First generation emulation systems were formed using general purpose reconfigurable integrated circuits (ICs) without integrating debugging facilities, such as general purpose field programmable gate arrays (FPGAs), and reconfigurable interconnects, such as crossbars. To emulate a circuit design on one of such emulation systems, the circuit design would be “realized” by compiling a formal description of the circuit design (expressed, e.g., in the hardware description language Verilog), partitioning the circuit design into subsets (also referred to as netlists), mapping the various subsets (netlists) to the logic elements (LEs) of the FPGAs of various logic boards of the emulations system, and then configuring the reconfigurable interconnects to interconnect the LEs.
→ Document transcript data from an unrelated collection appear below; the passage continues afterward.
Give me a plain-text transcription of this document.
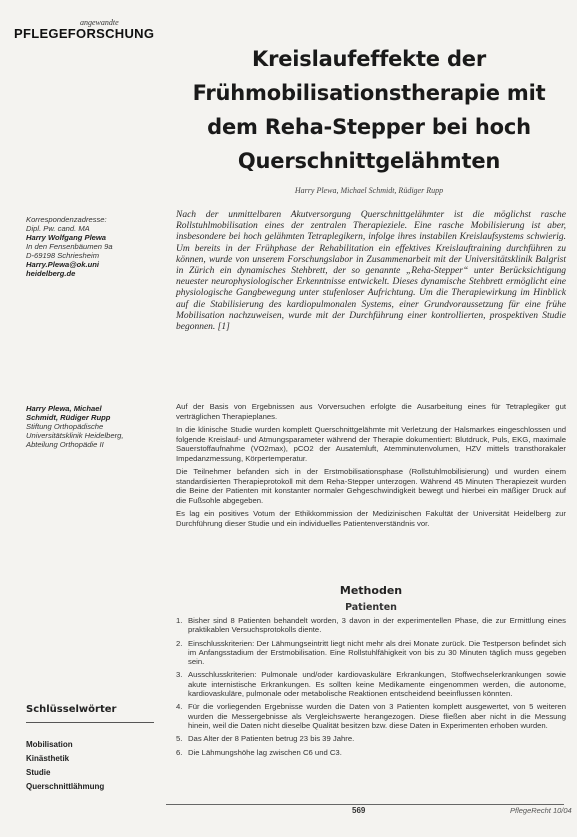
angewandte
PFLEGEFORSCHUNG
Kreislaufeffekte der Frühmobilisationstherapie mit dem Reha-Stepper bei hoch Querschnittgelähmten
Harry Plewa, Michael Schmidt, Rüdiger Rupp
Korrespondenzadresse:
Dipl. Pw. cand. MA
Harry Wolfgang Plewa
In den Fensenbäumen 9a
D-69198 Schriesheim
Harry.Plewa@ok.uni
heidelberg.de
Harry Plewa, Michael
Schmidt, Rüdiger Rupp
Stiftung Orthopädische
Universitätsklinik Heidelberg,
Abteilung Orthopädie II
Schlüsselwörter
Mobilisation
Kinästhetik
Studie
Querschnittlähmung

Nach der unmittelbaren Akutversorgung Querschnittgelähmter ist die möglichst rasche Rollstuhlmobilisation eines der zentralen Therapieziele. Eine rasche Mobilisierung ist aber, insbesondere bei hoch gelähmten Tetraplegikern, infolge ihres instabilen Kreislaufsystems schwierig. Um bereits in der Frühphase der Rehabilitation ein effektives Kreislauftraining durchführen zu können, wurde von unserem Forschungslabor in Zusammenarbeit mit der Universitätsklinik Balgrist in Zürich ein dynamisches Stehbrett, der so genannte „Reha-Stepper“ unter Berücksichtigung neuester neurophysiologischer Erkenntnisse entwickelt. Dieses dynamische Stehbrett ermöglicht eine physiologische Gangbewegung unter stufenloser Aufrichtung. Um die Therapiewirkung im Hinblick auf die Stabilisierung des kardiopulmonalen Systems, einer Grundvoraussetzung für eine frühe Mobilisation nachzuweisen, wurde mit der Durchführung einer kontrollierten, prospektiven Studie begonnen. [1]

Auf der Basis von Ergebnissen aus Vorversuchen erfolgte die Ausarbeitung eines für Tetraplegiker gut verträglichen Therapieplanes.

In die klinische Studie wurden komplett Querschnittgelähmte mit Verletzung der Halsmarkes eingeschlossen und folgende Kreislauf- und Atmungsparameter während der Therapie dokumentiert: Blutdruck, Puls, EKG, maximale Sauerstoffaufnahme (VO2max), pCO2 der Ausatemluft, Atemminutenvolumen, HZV mittels transthorakaler Impedanzmessung, Körpertemperatur.

Die Teilnehmer befanden sich in der Erstmobilisationsphase (Rollstuhlmobilisierung) und wurden einem standardisierten Therapieprotokoll mit dem Reha-Stepper unterzogen. Während 45 Minuten Therapiezeit wurden die Beine der Patienten mit konstanter normaler Gehgeschwindigkeit bewegt und hierbei ein mäßiger Druck auf die Fußsohle abgegeben.

Es lag ein positives Votum der Ethikkommission der Medizinischen Fakultät der Universität Heidelberg zur Durchführung dieser Studie und ein individuelles Patientenverständnis vor.

Methoden
Patienten
1. Bisher sind 8 Patienten behandelt worden, 3 davon in der experimentellen Phase, die zur Ermittlung eines praktikablen Versuchsprotokolls diente.
2. Einschlusskriterien: Der Lähmungseintritt liegt nicht mehr als drei Monate zurück. Die Testperson befindet sich im Anfangsstadium der Erstmobilisation. Eine Rollstuhlfähigkeit von bis zu 30 Minuten täglich muss gegeben sein.
3. Ausschlusskriterien: Pulmonale und/oder kardiovaskuläre Erkrankungen, Stoffwechselerkrankungen sowie akute internistische Erkrankungen. Es sollten keine Medikamente eingenommen werden, die autonome, kardiovaskuläre, pulmonale oder metabolische Reaktionen entscheidend beeinflussen könnten.
4. Für die vorliegenden Ergebnisse wurden die Daten von 3 Patienten komplett ausgewertet, von 5 weiteren wurden die Messergebnisse als Vergleichswerte herangezogen. Diese fließen aber nicht in die Messung hinein, weil die Daten nicht dieselbe Qualität besitzen bzw. diese Daten in Experimenten erhoben wurden.
5. Das Alter der 8 Patienten betrug 23 bis 39 Jahre.
6. Die Lähmungshöhe lag zwischen C6 und C3.
569	PflegeRecht 10/04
The partitioning and mapping operations would be typically performed on workstations that are part of or complementary to the emulation systems. The resultant configuration information, i.e., the information to configure the logic elements and/or interconnects, would be downloaded onto logic boards hosting the reconfigurable logic ICs and reconfigurable interconnect ICs, and then onto the reconfigurable logic ICs and reconfigurable interconnect ICs themselves.
During emulation, test stimuli are either generated on the workstation or on a service board of the emulation system under the control of the workstation, and then transferred to the various logic boards for input into the reconfigurable logic ICs for application to the various netlists of the circuit design being emulated. To emulate the operation of the circuit design, emulation signals often must be transferred from one reconfigurable logic IC to another. At appropriate points in time, state data of various circuit elements as well as various signals of interest of the circuit design being emulated, would be read out of the appropriate reconfigurable logic ICs and then transferred off the logic boards for analysis on the companion workstation.
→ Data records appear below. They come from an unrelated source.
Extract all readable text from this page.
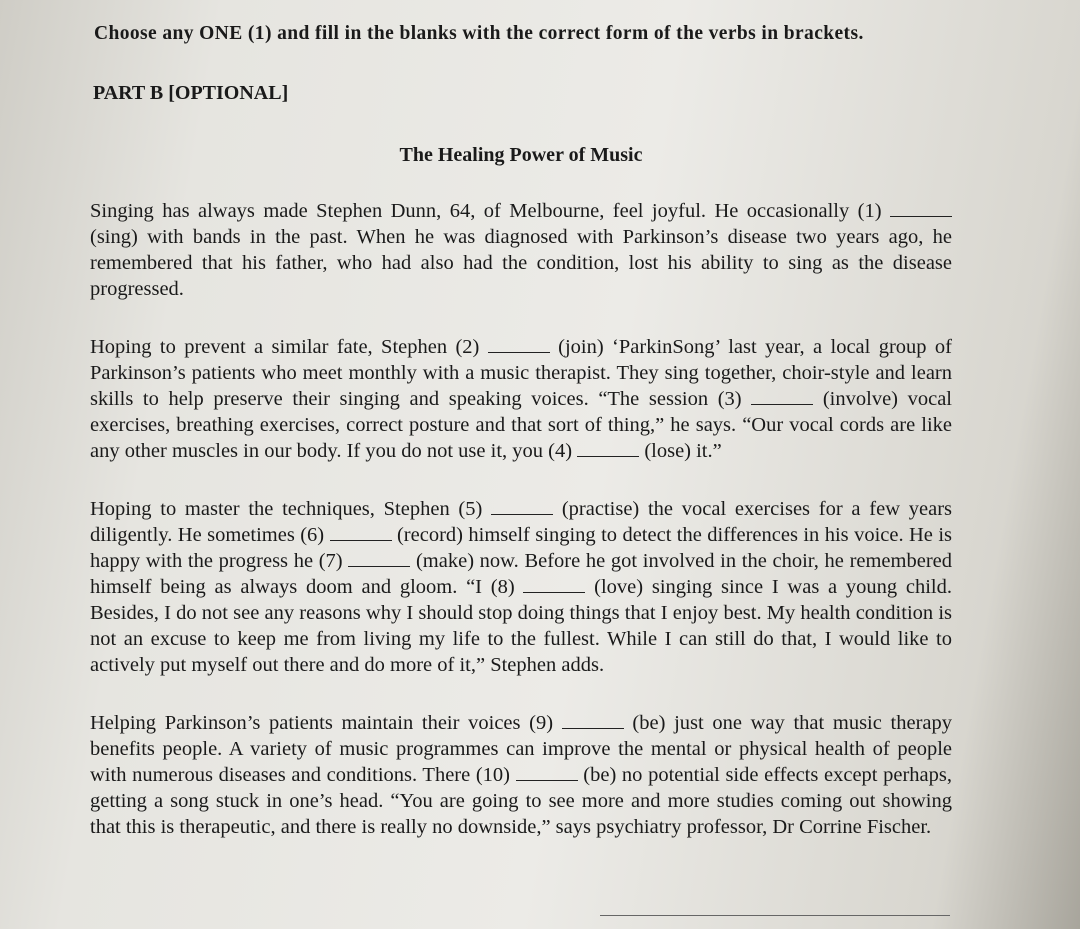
Choose any ONE (1) and fill in the blanks with the correct form of the verbs in brackets.

PART B [OPTIONAL]

The Healing Power of Music

Singing has always made Stephen Dunn, 64, of Melbourne, feel joyful. He occasionally (1)  (sing) with bands in the past. When he was diagnosed with Parkinson’s disease two years ago, he remembered that his father, who had also had the condition, lost his ability to sing as the disease progressed.

Hoping to prevent a similar fate, Stephen (2)	(join) ‘ParkinSong’ last year, a local group of Parkinson’s patients who meet monthly with a music therapist. They sing together, choir-style and learn skills to help preserve their singing and speaking voices. “The session (3)	(involve) vocal exercises, breathing exercises, correct posture and that sort of thing,” he says. “Our vocal cords are like any other muscles in our body. If you do not use it, you (4)	(lose) it.”

Hoping to master the techniques, Stephen (5)	(practise) the vocal exercises for a few years diligently. He sometimes (6)	(record) himself singing to detect the differences in his voice. He is happy with the progress he (7)	(make) now. Before he got involved in the choir, he remembered himself being as always doom and gloom. “I (8)	(love) singing since I was a young child. Besides, I do not see any reasons why I should stop doing things that I enjoy best. My health condition is not an excuse to keep me from living my life to the fullest. While I can still do that, I would like to actively put myself out there and do more of it,” Stephen adds.

Helping Parkinson’s patients maintain their voices (9)	(be) just one way that music therapy benefits people. A variety of music programmes can improve the mental or physical health of people with numerous diseases and conditions. There (10)	(be) no potential side effects except perhaps, getting a song stuck in one’s head. “You are going to see more and more studies coming out showing that this is therapeutic, and there is really no downside,” says psychiatry professor, Dr Corrine Fischer.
With advances in integrated circuit and emulation technology, some late model emulation systems would employ FPGAs specifically designed for emulation purposes. These special FPGAs typically would include a substantial number of on-chip reconfigurable logic elements, interconnects, memory, and debugging resources. As the advances continue, more of these resources are packed into each FPGA, enabling more circuit elements to be “realizable” and “emulate-able” on each FPGA. This has resulted in, the pin to logic element ratio, i.e., the number of pins available to transfer signals of the circuit under emulation off one emulation IC to another emulation IC, to steadily decline.
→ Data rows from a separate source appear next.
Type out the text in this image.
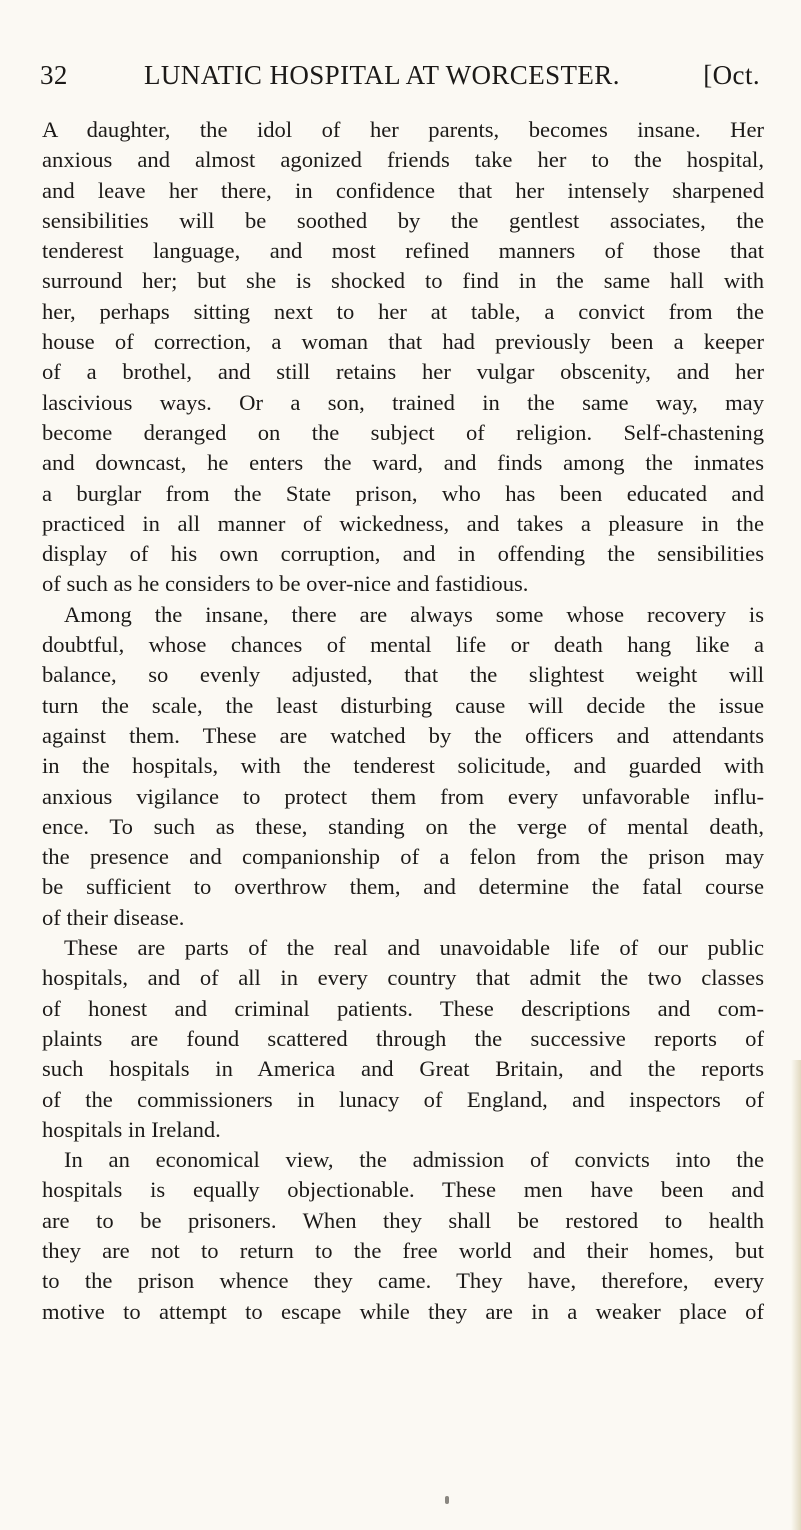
32	LUNATIC HOSPITAL AT WORCESTER.	[Oct.
A daughter, the idol of her parents, becomes insane. Her
anxious and almost agonized friends take her to the hospital,
and leave her there, in confidence that her intensely sharpened
sensibilities will be soothed by the gentlest associates, the
tenderest language, and most refined manners of those that
surround her; but she is shocked to find in the same hall with
her, perhaps sitting next to her at table, a convict from the
house of correction, a woman that had previously been a keeper
of a brothel, and still retains her vulgar obscenity, and her
lascivious ways. Or a son, trained in the same way, may
become deranged on the subject of religion. Self-chastening
and downcast, he enters the ward, and finds among the inmates
a burglar from the State prison, who has been educated and
practiced in all manner of wickedness, and takes a pleasure in the
display of his own corruption, and in offending the sensibilities
of such as he considers to be over-nice and fastidious.
Among the insane, there are always some whose recovery is
doubtful, whose chances of mental life or death hang like a
balance, so evenly adjusted, that the slightest weight will
turn the scale, the least disturbing cause will decide the issue
against them. These are watched by the officers and attendants
in the hospitals, with the tenderest solicitude, and guarded with
anxious vigilance to protect them from every unfavorable influ-
ence. To such as these, standing on the verge of mental death,
the presence and companionship of a felon from the prison may
be sufficient to overthrow them, and determine the fatal course
of their disease.
These are parts of the real and unavoidable life of our public
hospitals, and of all in every country that admit the two classes
of honest and criminal patients. These descriptions and com-
plaints are found scattered through the successive reports of
such hospitals in America and Great Britain, and the reports
of the commissioners in lunacy of England, and inspectors of
hospitals in Ireland.
In an economical view, the admission of convicts into the
hospitals is equally objectionable. These men have been and
are to be prisoners. When they shall be restored to health
they are not to return to the free world and their homes, but
to the prison whence they came. They have, therefore, every
motive to attempt to escape while they are in a weaker place of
Some emulation systems employ what is referred to as a time domain multiplexing approach, allocating multiple signals to share a physical pin/interconnect over time. For example, assume that three emulation signals (A, B and C) need to be routed from one reconfigurable logic IC to another reconfigurable logic IC. The three emulation signals may be assigned or allocated to share the same physical pin or wire. During an emulation cycle, the physical pin/wire is used to transfer the three signals, in turn, in three sub-cycle periods of the emulation clock in a predetermined order, e.g. A, B, C, or B, C, A. These systems suffer from a number of known disadvantages. For example, straight time multiplexing or time division (of the emulation clock) cannot be used for circuit designs having asynchronous signals.
Thus, an improved approach to transferring emulation signals between reconfigurable logic or interconnect ICs in an emulation system is desired.